Well, it works well on wood. I can't use it to fix plastic or ceramic or metal. It's not ultimate or versatile. I guess you often handle materials that it works well on.
You did say you use wood glue whenever you're using wood. So?
There are different substances that can be called wood glue. There are bottled creamy one-part concoctions based on PVA but even then more than one kind: Titebond makes 3 (classic, water resistant and generally improved, waterproof) plus viscus varities for trim (high initial tack). 
Then there is powder that you mix with water, (Weldwood brand comes to mind) and different kinds of hide glue. I used fish-skin glue to fix a Chinese strinnged instrument, to be authentic.
As for gluing wood with stuff not specifially sold as wood glue, there is epoxy and polyurethane glue and cyanoacrolate glues good for mixed material joints but useful for just wood sometimes: instant bond, no clamping pressure, void filling, etc.
It can also be handy to use a hot-melt glue gun.
So why use only one? Even among the PVA group, if it works OK why do you need more than one? If you had to go beyond the feature set of your stand-by bottle, you would. If you wanted to optimize the joint, you could if you were an enthusiast and didn't mind de-optimizing for ease and convenience.

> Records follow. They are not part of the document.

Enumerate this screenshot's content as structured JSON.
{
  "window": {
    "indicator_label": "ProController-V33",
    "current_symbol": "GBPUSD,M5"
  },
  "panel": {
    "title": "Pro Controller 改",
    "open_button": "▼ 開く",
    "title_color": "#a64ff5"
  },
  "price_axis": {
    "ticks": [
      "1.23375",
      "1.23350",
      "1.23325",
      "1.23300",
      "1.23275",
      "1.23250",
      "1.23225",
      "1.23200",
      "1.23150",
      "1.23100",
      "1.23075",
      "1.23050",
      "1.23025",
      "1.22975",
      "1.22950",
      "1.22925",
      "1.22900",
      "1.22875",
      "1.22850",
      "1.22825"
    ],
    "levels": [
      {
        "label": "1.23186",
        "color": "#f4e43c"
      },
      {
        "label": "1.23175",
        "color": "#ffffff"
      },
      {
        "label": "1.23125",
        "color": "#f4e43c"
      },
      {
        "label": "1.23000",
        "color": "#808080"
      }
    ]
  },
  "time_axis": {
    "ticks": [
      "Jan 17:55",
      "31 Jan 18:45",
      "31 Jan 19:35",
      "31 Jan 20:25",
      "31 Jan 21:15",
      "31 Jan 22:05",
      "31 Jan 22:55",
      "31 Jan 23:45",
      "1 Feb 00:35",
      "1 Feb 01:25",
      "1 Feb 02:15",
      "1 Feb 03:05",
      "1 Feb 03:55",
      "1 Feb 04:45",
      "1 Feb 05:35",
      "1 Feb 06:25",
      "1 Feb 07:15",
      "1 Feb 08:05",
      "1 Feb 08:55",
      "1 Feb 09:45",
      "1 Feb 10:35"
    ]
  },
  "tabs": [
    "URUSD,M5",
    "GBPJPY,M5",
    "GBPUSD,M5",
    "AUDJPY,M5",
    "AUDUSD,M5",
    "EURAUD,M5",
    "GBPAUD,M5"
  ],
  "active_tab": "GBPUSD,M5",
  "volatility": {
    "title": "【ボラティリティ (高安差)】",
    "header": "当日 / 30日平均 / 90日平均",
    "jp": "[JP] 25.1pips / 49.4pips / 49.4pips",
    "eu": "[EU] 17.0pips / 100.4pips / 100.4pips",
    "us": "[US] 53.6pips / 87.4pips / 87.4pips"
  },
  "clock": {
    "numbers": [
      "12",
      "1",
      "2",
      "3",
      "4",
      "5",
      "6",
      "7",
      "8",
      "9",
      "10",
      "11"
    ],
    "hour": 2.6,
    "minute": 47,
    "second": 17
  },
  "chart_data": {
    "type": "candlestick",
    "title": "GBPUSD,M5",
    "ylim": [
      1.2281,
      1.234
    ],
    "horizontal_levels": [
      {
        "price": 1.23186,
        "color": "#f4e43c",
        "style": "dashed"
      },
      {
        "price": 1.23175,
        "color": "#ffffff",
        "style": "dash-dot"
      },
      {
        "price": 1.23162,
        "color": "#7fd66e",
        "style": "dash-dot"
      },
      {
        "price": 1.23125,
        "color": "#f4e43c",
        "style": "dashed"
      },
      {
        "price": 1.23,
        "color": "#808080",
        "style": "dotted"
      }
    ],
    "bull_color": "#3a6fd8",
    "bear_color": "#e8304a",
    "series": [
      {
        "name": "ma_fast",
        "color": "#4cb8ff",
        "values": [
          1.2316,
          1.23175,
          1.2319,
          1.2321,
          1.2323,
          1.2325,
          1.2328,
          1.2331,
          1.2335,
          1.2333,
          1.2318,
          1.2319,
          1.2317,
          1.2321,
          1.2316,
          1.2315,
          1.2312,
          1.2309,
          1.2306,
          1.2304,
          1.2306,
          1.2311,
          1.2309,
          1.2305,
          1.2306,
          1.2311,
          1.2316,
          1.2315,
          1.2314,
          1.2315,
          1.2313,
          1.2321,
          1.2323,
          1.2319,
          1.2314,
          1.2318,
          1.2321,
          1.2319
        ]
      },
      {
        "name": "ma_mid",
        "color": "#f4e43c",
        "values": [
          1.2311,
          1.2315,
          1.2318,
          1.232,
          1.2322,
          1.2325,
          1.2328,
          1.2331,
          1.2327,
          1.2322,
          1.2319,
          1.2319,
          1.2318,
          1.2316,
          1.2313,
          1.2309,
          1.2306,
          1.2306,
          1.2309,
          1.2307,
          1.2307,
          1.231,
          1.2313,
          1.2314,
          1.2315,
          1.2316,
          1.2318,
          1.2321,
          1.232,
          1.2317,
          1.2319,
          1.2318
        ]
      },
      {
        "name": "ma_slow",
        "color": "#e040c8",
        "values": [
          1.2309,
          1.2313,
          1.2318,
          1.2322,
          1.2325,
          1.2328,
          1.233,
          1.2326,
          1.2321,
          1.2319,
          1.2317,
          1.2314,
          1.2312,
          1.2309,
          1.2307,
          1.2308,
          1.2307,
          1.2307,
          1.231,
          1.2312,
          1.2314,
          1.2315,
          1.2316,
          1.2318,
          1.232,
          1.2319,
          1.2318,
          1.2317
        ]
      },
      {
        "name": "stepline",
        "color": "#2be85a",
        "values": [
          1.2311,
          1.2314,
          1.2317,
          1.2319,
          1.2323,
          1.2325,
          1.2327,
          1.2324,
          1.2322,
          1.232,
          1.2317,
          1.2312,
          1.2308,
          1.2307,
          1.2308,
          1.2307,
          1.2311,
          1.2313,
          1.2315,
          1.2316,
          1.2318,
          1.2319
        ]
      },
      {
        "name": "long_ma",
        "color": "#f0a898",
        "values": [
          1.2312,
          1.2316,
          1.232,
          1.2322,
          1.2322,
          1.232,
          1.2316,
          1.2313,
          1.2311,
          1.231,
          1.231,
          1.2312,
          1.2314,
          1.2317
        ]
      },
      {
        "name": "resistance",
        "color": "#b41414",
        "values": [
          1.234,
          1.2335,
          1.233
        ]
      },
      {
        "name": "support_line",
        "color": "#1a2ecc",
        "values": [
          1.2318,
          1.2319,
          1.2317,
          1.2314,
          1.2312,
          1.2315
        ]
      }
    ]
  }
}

If I were attaching one piece of trim, I'd note the issues with "regular" glue, but then I'm done. Faced with a large project and remembering that experience, I'd pick up a bottle of "Titebond for trim" when I noticed it on the run to buy supplies. And so your collection grows.
For outdoor chairs, I saw yankee workshop use marine glue from a caulking cylinder dispenser. And that's wood-on-wood.
For occasional and varied uses, you buy what's sold as general-purpose. So instead of asking “why do I always use this?”, you should note: “Isn't it great that there is a general-purpose versitile product that has a long shelf life and works reasonably well on so many tasks?” no surprise that this is what you keep in your garrage.